Commentary on Hebrews 3:7-14

As we have seen, one of the reasons for the writing of this Letter was to forestall the difficulties that some of its target audience, a community of Jewish Christians, were having in accepting Jesus Christ as Messiah and Lord. Today’s reading is a warning not to fall into the unbelief of which the Israelites were guilty of in the past. A large part of the reading is taken up with a quotation from Psalm 95:6-11 which is also the Responsorial Psalm for today’s Mass.

The author calls for a firm faith in Jesus. He bases his warning on the experience of Israel during the Exodus. In the Old Testament, the prophets (especially Isaiah) used the Exodus as a symbol of the return of Israel from their exile in Babylon. In the New Testament, the redemptive work of Jesus is seen as a new exodus. Jesus’ journey towards Jerusalem for his suffering, death and resurrection is described as a “going out” (Luke 9:31) and similarly, for his followers who are called “go out” from a life of slavery to sin and unbelief.

So the author quotes from Psalm 95, which deals with a time during the long Exodus journey through the desert where the people were guilty of hardness of heart, of refusing to trust in God’s care for them, even though “they had seen my works for forty years”. The story is told in Exodus 17 and in another form in Numbers 20. The incident took place at Massah and Meribah. ‘Massah’ means ‘place of testing’ and ‘Meribah’ means ‘place of quarreling or rebellion’.

The incident arose when the Israelites found themselves in a place where there was no water. They began to complain and abuse Moses for bringing them to such a place where there was only the prospect of dying of hunger and thirst. In complaining against Moses, they were also, in effect, complaining against God. Although angry with the people for their lack of trust, Yahweh tells Moses to strike a rock and water comes out from it. In the version of the story in Numbers, the focus is on Moses himself. He struck the rock not once but twice and this was taken as a lack of faith on his part. He was punished by dying before his people reached the Promised Land.

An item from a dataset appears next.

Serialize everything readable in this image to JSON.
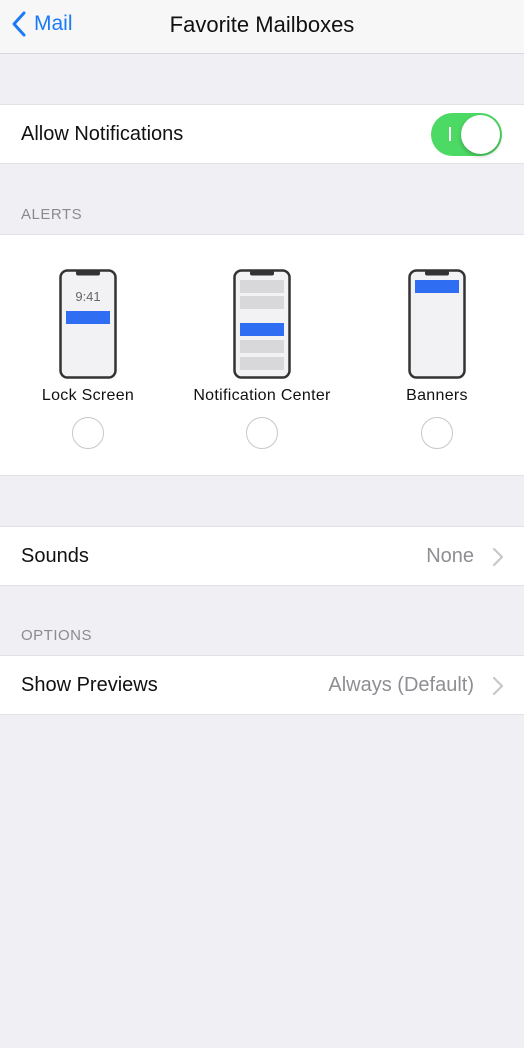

The readers of this Letter would have been very familiar with this story and with the Psalm and the implication is that, if they continue in their unbelief, a similar fate awaits them.

Do not harden your hearts as in the rebellion, as on the day of testing in the wilderness.

The word used, ‘Rebellion’, is actually a Greek translation of the place name – ‘Meribah’; ‘Testing’ translates the Hebrew name for ‘Massah’. As we read, the event took place at Massah and Meribah.

And, because of their behaviour, “They will not enter my rest.” In the original psalm, this referred to Canaan as Israel’s final resting place after their long trek. The ‘rest’, into which Israel was to enter, was only a foreshadowing of that rest to which Christians are called. In tomorrow’s reading, we will see the deeper understanding of that ‘rest’.

In the final sentences, the author turns directly to the Hebrew Christians and warns them against similar forms of unbelief and turning away from the “living” God. To call God “living” means that he reveals himself in his works. Instead, they are to be an encouragement to each other “as long as it is called ‘Today'”, so that none of them may be deceived by the allure of actions which are, in fact, sinful and wrong. “Today” indicates that it is still the day of God’s grace and an opportunity to express our trust in God. It will not last forever. The day of reckoning will come and then it will be too late. God is to be found, loved and served in the now.

In a final lovely remark, the author reminds them that they have become “partners of Christ”, and he begs them to hold on to the strong faith they had at the beginning of their conversion.

The reading touches on three periods: the rebellion of the Israelites against Moses and Yahweh in the desert, the weakening faith of the Jewish Christians to whom the sermon was delivered and, finally, our own experience now. The advice of the reading is as relevant to us Christians today as it was to the Hebrews for whom it was written.